No official relationship existed between early circuses and sideshow promoters, who were mainly hustlers looking to cash in on the circus crowds. Unlike the athletic, choreographed spectacles and trained animals featured in the main circus tents, sideshows included a mix of unusual creatures; performers defying death by swallowing swords, walking across fire, and climbing ladders made of knives; and “freaks of nature” who were purported to have, for example, the head of a human but the body of a spider or a snake.

As more circus owners formed official relationships with the increasingly popular sideshows, a vivid artistic tradition took shape. Blending rough “freak show” imagery with the glamor and flash of the big top, the aesthetic grew to include bombastic visuals, bright colors, and sizzling language designed to entice people into the shows.

The Palace of Wonders exhibition at the Krannert Art Museum left an indelible impact on Brown’s artistic practice. He produced at least a dozen sideshow paintings that same year, and continued revisiting the format for years to come. Brown’s paintings not only paid homage to the visual language of the sideshow banners; they embraced the tangled relationship between the so-called main events and “outside attractions.”

All of Brown’s interests are on display in his sideshow paintings, including artworld satire, political controversy, current news, queer culture, American history, nature’s fury, architecture, and bad drivers. Invoking the sideshow ethos, Brown brought into focus the topics he saw as being outside the spotlight, or beyond polite conversation: lurid scandals, ugly controversies, lowbrow entertainment, and the opaque art world.

Museum of What’s Happening Now shows Brown’s trivializing opinion of Abstract Expressionism, a powerful influence in the art market of his time. In one fell swoop the work satirizes artists who blindly follow trends, collectors who artificially puff up the value of popular art, and institutions that glorify whatever happens to be at the top of the art world pyramid scheme at the moment.
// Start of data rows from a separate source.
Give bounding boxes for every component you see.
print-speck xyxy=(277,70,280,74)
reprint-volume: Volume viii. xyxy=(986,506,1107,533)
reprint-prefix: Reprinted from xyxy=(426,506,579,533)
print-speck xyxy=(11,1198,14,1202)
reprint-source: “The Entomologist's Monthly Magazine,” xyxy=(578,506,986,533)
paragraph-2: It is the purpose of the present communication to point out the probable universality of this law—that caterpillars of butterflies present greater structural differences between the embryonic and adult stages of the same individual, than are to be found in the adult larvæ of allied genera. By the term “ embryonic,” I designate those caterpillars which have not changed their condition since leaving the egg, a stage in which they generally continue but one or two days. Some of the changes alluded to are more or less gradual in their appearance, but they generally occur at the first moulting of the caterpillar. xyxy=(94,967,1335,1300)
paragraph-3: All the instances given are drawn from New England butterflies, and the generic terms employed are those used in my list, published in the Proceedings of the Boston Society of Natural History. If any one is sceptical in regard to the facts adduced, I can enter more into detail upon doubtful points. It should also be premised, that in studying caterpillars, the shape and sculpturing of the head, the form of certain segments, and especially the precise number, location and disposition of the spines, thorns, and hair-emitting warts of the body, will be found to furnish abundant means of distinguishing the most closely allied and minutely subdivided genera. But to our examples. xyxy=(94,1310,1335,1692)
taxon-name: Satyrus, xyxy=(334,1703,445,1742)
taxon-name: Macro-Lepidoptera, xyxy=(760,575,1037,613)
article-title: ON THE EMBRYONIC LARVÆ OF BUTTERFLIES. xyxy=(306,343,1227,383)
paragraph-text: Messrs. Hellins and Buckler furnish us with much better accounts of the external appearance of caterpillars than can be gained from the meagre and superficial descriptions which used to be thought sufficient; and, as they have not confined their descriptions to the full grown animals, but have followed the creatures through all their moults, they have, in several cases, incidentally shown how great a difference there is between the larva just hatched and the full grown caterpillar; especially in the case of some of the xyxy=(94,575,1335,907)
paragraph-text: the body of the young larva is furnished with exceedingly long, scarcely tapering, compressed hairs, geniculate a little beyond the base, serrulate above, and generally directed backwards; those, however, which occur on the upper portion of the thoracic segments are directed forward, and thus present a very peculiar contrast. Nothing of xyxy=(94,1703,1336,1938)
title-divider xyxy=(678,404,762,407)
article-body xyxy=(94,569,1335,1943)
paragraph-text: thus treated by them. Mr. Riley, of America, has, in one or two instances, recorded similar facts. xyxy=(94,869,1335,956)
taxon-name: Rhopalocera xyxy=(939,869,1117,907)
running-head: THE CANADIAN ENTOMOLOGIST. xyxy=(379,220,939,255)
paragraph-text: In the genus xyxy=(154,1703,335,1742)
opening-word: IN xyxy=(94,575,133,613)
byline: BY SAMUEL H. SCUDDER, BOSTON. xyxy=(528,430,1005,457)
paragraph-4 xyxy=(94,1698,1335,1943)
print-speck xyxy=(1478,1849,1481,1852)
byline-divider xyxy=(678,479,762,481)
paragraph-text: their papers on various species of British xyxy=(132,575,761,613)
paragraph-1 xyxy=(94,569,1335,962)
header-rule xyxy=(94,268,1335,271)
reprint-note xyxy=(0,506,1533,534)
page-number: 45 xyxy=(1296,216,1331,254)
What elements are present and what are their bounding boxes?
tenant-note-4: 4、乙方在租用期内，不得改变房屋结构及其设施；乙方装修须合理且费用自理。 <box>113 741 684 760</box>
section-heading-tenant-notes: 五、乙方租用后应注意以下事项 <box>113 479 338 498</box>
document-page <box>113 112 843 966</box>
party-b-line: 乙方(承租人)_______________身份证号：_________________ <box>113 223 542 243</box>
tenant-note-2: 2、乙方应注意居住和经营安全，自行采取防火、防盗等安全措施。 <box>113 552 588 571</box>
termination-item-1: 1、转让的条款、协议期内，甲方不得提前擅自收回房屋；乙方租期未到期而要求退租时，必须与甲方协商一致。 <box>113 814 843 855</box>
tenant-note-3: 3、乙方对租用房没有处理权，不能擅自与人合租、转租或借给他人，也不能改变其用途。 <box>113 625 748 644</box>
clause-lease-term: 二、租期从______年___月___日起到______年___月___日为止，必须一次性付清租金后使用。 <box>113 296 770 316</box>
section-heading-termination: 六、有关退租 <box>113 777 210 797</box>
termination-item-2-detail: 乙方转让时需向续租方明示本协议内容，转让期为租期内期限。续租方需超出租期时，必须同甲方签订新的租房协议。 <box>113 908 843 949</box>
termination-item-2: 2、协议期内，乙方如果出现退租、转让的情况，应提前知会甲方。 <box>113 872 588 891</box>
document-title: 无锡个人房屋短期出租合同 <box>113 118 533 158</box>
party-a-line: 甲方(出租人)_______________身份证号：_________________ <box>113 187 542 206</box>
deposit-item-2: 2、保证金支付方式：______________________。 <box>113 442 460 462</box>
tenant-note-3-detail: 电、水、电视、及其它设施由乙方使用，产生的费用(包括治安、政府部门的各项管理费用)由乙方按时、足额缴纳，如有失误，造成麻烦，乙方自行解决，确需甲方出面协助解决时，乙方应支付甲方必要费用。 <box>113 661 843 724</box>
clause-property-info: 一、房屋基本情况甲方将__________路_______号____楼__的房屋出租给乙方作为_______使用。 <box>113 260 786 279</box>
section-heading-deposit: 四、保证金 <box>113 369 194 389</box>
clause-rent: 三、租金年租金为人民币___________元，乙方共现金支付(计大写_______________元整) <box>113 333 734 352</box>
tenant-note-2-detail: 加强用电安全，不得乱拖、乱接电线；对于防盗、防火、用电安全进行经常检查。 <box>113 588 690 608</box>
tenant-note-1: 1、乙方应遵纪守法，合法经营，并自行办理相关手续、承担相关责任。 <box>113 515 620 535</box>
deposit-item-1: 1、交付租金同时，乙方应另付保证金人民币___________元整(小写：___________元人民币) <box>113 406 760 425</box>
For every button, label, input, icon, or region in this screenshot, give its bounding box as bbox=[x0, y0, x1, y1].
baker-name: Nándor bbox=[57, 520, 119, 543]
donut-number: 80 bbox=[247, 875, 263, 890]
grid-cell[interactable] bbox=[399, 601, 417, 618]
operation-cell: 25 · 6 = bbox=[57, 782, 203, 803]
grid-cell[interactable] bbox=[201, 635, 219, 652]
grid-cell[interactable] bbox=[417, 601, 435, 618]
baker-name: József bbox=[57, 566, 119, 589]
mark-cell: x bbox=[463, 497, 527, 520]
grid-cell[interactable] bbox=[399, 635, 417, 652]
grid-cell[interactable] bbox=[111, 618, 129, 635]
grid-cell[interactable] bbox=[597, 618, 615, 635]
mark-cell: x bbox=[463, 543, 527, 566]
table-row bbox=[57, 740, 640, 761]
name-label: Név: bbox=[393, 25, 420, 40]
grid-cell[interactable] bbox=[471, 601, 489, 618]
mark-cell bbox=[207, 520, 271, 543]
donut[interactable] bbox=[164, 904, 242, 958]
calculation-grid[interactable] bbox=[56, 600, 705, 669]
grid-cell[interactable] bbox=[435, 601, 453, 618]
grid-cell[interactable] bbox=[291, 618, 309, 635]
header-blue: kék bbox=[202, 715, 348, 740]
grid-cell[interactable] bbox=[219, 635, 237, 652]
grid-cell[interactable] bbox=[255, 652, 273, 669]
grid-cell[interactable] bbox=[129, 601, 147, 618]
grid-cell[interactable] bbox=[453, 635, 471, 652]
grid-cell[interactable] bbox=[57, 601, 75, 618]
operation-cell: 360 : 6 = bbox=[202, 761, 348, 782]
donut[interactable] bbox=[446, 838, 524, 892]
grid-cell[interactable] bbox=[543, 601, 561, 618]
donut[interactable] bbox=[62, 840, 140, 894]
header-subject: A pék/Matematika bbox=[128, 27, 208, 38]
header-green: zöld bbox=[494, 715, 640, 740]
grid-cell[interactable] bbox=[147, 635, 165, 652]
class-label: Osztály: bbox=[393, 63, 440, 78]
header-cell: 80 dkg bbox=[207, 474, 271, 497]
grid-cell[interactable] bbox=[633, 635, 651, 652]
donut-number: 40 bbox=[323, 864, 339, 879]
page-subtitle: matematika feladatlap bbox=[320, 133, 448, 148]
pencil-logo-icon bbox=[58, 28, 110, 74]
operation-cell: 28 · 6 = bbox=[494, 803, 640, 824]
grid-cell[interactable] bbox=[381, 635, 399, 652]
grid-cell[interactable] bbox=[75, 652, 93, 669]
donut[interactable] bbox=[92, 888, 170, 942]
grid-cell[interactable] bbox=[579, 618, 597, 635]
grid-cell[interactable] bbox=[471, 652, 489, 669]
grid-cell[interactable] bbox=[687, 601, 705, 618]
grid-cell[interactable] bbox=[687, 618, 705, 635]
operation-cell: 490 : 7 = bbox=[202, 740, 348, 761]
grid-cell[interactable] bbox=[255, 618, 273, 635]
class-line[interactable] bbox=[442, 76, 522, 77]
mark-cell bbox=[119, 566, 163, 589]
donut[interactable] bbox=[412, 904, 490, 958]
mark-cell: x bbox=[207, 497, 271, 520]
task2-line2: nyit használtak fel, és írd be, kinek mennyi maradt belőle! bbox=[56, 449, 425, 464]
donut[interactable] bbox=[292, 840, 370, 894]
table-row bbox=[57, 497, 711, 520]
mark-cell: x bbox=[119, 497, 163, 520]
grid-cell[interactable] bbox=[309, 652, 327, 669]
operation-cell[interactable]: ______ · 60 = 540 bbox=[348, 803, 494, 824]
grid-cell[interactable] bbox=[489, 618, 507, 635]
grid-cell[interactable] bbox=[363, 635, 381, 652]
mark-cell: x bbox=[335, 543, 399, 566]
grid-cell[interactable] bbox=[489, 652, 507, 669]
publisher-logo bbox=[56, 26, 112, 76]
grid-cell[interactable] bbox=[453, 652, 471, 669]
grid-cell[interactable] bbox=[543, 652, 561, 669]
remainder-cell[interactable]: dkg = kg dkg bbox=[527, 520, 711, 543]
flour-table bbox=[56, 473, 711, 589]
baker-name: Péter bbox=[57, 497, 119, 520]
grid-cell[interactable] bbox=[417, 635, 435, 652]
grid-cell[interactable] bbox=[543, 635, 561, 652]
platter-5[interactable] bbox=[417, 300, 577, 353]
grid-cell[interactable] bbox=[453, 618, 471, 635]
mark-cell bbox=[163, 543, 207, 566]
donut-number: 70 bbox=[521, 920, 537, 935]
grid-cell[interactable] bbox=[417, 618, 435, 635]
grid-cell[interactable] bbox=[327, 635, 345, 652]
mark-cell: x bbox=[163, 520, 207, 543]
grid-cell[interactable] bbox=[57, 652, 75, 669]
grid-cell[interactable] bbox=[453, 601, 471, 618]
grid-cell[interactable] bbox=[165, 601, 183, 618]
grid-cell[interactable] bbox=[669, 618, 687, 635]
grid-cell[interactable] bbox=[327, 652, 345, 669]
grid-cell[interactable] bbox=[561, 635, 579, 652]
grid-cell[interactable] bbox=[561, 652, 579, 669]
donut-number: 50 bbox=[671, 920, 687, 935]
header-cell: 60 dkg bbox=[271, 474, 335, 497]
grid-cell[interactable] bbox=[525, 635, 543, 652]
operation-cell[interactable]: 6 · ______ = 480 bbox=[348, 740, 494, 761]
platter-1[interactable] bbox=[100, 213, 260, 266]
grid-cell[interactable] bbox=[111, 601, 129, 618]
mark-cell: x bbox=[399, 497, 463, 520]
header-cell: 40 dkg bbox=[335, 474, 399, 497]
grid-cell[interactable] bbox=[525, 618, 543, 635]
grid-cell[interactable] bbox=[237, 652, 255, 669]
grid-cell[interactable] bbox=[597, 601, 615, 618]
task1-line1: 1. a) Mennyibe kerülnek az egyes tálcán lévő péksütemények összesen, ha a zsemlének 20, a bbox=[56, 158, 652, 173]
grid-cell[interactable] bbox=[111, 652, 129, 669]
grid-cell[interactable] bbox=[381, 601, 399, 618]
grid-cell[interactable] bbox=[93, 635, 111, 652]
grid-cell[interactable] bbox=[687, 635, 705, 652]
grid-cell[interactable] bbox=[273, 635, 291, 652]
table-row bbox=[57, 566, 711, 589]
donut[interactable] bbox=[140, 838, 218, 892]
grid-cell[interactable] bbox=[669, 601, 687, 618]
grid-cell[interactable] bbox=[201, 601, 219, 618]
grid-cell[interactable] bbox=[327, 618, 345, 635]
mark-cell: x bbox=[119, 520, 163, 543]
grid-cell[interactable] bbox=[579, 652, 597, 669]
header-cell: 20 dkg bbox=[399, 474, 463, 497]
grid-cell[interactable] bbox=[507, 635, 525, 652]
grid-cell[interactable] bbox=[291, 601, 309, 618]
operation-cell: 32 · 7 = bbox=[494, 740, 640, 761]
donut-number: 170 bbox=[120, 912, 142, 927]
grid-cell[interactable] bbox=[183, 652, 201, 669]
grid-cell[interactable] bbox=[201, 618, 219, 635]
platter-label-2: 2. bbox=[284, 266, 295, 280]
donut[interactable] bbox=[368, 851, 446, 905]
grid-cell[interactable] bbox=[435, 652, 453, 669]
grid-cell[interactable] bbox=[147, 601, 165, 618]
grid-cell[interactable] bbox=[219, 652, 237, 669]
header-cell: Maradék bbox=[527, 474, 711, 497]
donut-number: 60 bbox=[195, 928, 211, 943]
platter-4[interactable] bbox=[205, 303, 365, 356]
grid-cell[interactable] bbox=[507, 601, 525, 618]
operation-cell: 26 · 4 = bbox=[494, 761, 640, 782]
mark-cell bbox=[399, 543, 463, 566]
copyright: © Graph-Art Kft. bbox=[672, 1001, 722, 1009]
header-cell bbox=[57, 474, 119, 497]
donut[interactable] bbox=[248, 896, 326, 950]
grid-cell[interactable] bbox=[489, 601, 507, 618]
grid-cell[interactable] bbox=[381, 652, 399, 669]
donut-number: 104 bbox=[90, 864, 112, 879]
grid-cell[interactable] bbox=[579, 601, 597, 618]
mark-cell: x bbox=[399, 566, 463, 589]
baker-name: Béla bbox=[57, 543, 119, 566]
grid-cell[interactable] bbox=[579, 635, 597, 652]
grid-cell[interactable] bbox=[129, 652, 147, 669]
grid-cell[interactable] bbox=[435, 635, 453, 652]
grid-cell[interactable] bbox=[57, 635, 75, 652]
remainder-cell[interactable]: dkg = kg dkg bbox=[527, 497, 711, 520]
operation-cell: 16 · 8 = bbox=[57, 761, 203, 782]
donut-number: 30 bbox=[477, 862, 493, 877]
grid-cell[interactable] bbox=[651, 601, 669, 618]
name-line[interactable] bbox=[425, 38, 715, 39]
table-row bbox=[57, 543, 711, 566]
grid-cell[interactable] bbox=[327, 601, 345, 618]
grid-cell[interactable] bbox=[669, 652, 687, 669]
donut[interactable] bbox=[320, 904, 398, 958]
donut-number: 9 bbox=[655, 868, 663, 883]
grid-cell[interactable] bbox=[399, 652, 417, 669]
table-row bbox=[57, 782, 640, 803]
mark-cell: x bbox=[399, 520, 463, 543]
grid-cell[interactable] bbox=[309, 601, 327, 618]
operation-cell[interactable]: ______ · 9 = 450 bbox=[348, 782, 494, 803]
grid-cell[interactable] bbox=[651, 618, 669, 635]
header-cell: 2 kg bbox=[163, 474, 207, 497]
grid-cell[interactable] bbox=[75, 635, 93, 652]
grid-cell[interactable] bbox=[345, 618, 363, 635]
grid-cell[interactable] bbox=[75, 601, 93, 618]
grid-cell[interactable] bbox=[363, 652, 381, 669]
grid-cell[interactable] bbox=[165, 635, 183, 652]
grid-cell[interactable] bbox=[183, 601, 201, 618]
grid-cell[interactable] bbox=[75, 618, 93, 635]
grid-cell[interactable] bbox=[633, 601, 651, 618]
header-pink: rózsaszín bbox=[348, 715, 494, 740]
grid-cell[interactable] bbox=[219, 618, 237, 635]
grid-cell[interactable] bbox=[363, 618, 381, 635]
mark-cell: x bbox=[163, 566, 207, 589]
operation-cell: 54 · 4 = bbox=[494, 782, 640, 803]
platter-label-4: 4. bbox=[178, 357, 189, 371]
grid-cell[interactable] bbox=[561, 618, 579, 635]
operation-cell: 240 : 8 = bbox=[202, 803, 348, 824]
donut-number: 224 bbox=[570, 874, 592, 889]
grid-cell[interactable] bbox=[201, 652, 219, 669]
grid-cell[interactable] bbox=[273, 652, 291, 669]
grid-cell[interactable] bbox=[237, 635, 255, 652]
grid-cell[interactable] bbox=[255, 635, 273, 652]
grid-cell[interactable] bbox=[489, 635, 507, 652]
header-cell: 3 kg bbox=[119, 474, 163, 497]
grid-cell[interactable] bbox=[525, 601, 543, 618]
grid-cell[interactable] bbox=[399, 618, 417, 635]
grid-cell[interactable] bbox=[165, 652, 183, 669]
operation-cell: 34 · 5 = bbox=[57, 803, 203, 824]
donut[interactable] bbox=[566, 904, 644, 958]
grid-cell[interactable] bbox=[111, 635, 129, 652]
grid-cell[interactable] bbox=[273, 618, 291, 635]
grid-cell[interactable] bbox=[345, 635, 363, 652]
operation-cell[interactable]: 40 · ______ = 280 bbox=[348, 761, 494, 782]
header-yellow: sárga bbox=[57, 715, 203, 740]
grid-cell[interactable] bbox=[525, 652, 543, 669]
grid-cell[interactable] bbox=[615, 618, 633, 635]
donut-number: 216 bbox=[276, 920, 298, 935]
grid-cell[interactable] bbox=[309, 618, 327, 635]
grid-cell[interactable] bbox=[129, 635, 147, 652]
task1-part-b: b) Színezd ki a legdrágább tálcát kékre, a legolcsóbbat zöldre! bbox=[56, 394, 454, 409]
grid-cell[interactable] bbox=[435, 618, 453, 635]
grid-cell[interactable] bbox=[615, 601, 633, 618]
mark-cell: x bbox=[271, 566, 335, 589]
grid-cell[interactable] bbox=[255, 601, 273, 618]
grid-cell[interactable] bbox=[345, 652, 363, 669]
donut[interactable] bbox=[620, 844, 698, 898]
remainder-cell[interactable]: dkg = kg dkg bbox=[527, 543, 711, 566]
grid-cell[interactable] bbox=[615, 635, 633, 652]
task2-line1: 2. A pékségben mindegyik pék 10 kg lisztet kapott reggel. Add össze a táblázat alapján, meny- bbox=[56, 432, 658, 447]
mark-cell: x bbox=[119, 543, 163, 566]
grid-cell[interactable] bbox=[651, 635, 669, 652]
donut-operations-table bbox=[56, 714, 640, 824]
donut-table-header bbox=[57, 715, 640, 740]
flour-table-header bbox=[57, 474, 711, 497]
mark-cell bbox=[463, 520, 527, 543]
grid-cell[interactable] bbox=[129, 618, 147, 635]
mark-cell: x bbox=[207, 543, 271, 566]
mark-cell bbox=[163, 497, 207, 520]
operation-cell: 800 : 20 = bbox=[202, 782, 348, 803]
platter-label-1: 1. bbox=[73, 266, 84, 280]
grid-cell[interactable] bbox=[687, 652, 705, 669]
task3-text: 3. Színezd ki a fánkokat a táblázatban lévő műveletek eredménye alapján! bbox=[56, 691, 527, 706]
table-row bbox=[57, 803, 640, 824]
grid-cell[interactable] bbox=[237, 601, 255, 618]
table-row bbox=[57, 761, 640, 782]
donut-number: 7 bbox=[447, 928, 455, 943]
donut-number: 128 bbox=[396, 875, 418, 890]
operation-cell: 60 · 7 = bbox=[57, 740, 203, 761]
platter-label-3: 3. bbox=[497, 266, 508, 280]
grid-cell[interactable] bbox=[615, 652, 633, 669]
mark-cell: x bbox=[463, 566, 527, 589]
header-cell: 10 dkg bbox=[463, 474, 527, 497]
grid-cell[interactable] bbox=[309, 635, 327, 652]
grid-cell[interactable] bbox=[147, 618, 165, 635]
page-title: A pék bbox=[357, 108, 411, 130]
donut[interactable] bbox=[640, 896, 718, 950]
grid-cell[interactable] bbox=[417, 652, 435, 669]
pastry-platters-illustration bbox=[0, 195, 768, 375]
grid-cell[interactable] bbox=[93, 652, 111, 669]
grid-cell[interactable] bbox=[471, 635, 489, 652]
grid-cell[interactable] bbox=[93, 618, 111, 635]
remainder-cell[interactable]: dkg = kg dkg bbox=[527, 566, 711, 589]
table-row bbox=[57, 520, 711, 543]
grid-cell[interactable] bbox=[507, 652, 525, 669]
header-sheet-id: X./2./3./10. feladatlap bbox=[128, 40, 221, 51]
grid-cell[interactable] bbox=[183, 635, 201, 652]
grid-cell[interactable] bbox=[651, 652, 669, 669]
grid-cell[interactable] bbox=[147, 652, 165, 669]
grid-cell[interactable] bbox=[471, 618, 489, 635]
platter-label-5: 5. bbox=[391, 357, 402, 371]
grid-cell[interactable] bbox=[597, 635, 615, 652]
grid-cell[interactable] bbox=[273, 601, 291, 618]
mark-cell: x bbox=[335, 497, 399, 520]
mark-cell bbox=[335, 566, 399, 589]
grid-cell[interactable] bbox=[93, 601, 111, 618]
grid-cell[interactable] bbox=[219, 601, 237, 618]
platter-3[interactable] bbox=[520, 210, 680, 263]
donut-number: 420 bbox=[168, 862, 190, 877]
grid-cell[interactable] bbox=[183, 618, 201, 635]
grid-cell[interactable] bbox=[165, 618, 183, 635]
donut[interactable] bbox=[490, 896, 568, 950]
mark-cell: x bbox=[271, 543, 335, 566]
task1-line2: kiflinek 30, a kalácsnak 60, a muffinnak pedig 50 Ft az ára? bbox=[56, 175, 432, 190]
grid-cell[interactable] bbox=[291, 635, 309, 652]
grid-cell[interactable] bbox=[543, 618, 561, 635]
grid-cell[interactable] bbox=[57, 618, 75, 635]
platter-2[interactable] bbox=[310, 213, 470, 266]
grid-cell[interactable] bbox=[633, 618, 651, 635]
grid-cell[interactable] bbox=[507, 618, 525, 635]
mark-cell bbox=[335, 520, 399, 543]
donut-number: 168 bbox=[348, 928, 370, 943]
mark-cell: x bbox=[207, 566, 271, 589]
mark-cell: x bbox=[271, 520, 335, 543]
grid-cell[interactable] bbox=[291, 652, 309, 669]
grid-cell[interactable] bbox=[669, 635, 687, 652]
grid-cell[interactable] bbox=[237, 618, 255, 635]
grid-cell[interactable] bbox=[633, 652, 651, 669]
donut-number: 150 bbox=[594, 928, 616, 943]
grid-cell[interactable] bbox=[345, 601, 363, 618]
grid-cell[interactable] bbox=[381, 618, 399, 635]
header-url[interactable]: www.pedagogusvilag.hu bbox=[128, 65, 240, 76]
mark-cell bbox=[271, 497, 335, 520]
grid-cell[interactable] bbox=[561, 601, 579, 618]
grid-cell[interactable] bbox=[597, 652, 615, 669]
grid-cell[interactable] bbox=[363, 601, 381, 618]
Similar satires of supposedly separate interests that are actually in cahoots, and sideshows that are actually main attractions, underlie several of Brown’s sideshow banner paintings, including Government Smokescreen, which targets the savings and loan scandals of the 1990s; And Everybody Listens, a commentary on the fatwa that was placed on the author Salman Rushdie after he published his book Satanic Verses; and Aha! Heterosexuals Fuck Too, which addresses hypocritical political and social attitudes surrounding the AIDS pandemic.

Some of Brown’s other sideshow banner paintings draw on more personal content, such as Kissin’ Cousins, which traces Browns true-life ancestral connection to Elvis Presley, and Hank Williams, Honky Tonk Man, which reads like a frank tribute to the country music star, who grew up in Georgiana, Alabama, just downstate from Roger Brown’s home town of Hamilton. These paintings again seem to ask what the main attractions are: the famous singers, or the artist who immortalizes their images after they’re gone?



Equal parts sincere and sardonic, Brown’s exploration of sideshow banners feels less like a singular thesis about the “freak show” of modern living and more like an intimate snapshot of his own creative interests. Titled in honor of the presentation that inspired him, Roger Brown, Palace of Wonders is a dedicated exploration of this unique body of work within the artist’s late career.